Dieci sono le pietre, come i comandamenti. Il nostro visionario predicatore David Eugene Edwards ci sbatte in faccia la sua arte di frontiera, una musica che emana un afflato poetico di rara intensità. Surreali esalazioni della notte più oscura si espandono nel ventre dell’America rurale. Il folk che incontra il lato più torbido e angosciante del rock.

Dagli esordi con gli indimenticati 16 Horsepower fino all’attuale progetto Woven Hand, questo invasato crooner ha seguito con determinazione il proprio percorso sperimentale, alla faccia di ogni logica commerciale. La sua musica è come un’avventura percettiva, esplorazione del microcosmo dell’anima, dove suoni ed emozioni convogliano in un’unica via di fuga. Avrei potuto prendere in esame una qualsiasi opera dalla discografia di questo artista, data la qualità assoluta di ciascuna, ma ho scelto questo “Ten Stones”. Perché l’ho fatto? Probabilmente per la sua maggiore varietà stilistica. O forse perché è un lavoro meno cerebrale dei precedenti, più energico ed elettrico. O magari solo perché si avvicina maggiormente al mio gusto musicale e tanto mi ricorda la genuinità di quel capolavoro che fu “Secret South”. Ad ogni modo, ci sono tutti gli ingredienti caratteristici di Woven Hand: la riscoperta della musica e degli strumenti della tradizione popolare, i fantasmi della dark wave anni ottanta, le nebbie di feedback a contrapporre una moderna aggressività, il tutto sublimato dalla sua poetica allucinata a metà strada tra Nick Cave e Tom Waits.

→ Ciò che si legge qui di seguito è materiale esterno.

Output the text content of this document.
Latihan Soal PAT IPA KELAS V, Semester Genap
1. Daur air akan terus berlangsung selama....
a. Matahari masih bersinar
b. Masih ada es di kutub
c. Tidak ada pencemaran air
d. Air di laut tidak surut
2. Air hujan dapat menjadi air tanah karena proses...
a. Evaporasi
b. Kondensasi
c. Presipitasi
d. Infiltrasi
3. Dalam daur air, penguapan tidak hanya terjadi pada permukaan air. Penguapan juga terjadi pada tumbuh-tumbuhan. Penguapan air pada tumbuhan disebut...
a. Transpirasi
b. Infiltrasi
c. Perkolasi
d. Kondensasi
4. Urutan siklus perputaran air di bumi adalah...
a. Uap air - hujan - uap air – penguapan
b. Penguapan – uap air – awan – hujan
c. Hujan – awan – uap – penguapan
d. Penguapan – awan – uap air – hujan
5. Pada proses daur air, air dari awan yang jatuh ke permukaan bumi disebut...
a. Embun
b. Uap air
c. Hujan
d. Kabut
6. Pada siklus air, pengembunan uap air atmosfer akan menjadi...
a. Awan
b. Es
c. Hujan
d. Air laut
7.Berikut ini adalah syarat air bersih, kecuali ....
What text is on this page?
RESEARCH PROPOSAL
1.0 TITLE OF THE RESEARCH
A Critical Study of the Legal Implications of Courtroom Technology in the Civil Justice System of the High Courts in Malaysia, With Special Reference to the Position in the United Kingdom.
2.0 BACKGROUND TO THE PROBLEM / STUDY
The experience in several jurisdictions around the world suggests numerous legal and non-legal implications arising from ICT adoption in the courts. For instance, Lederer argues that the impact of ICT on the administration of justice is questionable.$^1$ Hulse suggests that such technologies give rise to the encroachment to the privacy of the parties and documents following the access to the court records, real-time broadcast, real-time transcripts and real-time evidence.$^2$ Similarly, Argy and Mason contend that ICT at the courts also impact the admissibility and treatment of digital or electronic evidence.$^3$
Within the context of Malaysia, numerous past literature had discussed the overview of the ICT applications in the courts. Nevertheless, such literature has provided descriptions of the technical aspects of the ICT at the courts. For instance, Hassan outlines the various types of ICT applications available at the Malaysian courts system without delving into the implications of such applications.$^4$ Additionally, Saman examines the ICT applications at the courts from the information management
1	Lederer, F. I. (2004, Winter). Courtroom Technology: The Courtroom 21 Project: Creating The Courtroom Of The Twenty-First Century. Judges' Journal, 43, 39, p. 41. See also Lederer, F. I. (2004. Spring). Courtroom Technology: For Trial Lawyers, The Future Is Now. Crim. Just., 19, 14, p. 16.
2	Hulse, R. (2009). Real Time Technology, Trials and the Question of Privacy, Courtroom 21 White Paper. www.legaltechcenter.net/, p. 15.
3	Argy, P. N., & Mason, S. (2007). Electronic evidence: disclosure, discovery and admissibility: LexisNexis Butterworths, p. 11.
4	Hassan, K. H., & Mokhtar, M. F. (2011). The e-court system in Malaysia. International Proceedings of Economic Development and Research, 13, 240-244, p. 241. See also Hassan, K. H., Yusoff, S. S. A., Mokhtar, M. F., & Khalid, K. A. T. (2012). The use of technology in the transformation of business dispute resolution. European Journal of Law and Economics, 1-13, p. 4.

In questo disco Eugene esalta la propria anima rock, che prende forma nelle distorsioni adrenaliniche di “The Beautiful Axe” e “Not One Stone”, che si rivelano tra i brani più riusciti del lotto. Non mancano però i momenti più acustici, tra ballate introspettive (“Cohawkin Road”) e arpeggi indolenti (“Horsetail”). Il blues elettrico di “White Knuckle Grip” a sollevare polveri psichedeliche, che confluiscono nei canti sciamanici della mistica “Kingdom of Ice”. C’è spazio infine anche per una folle ma riuscita cover di “Quiet Nights Of Quiet Stars”, di Carlos Antonio Jobim, stralunata bossanova che puzza di zolfo. Sono pochi i raggi di sole che riescono a penetrare le maglie di questo lavoro e ciò lo rende un ascolto non facile, di lenta assimilazione, probabilmente non per tutte le stagioni. Musica che non traccia confini né cerca una meta, ma si insidia dentro ognuno di noi, subdola e irresistibile come nicotina. Ma è quanto di più profondo ed ispirato io sia riuscito a trovare nel moderno cantautorato.

Dieci sono le pietre, come i comandamenti. Le canzoni però sono undici. Eugene mi ha fregato anche questa volta.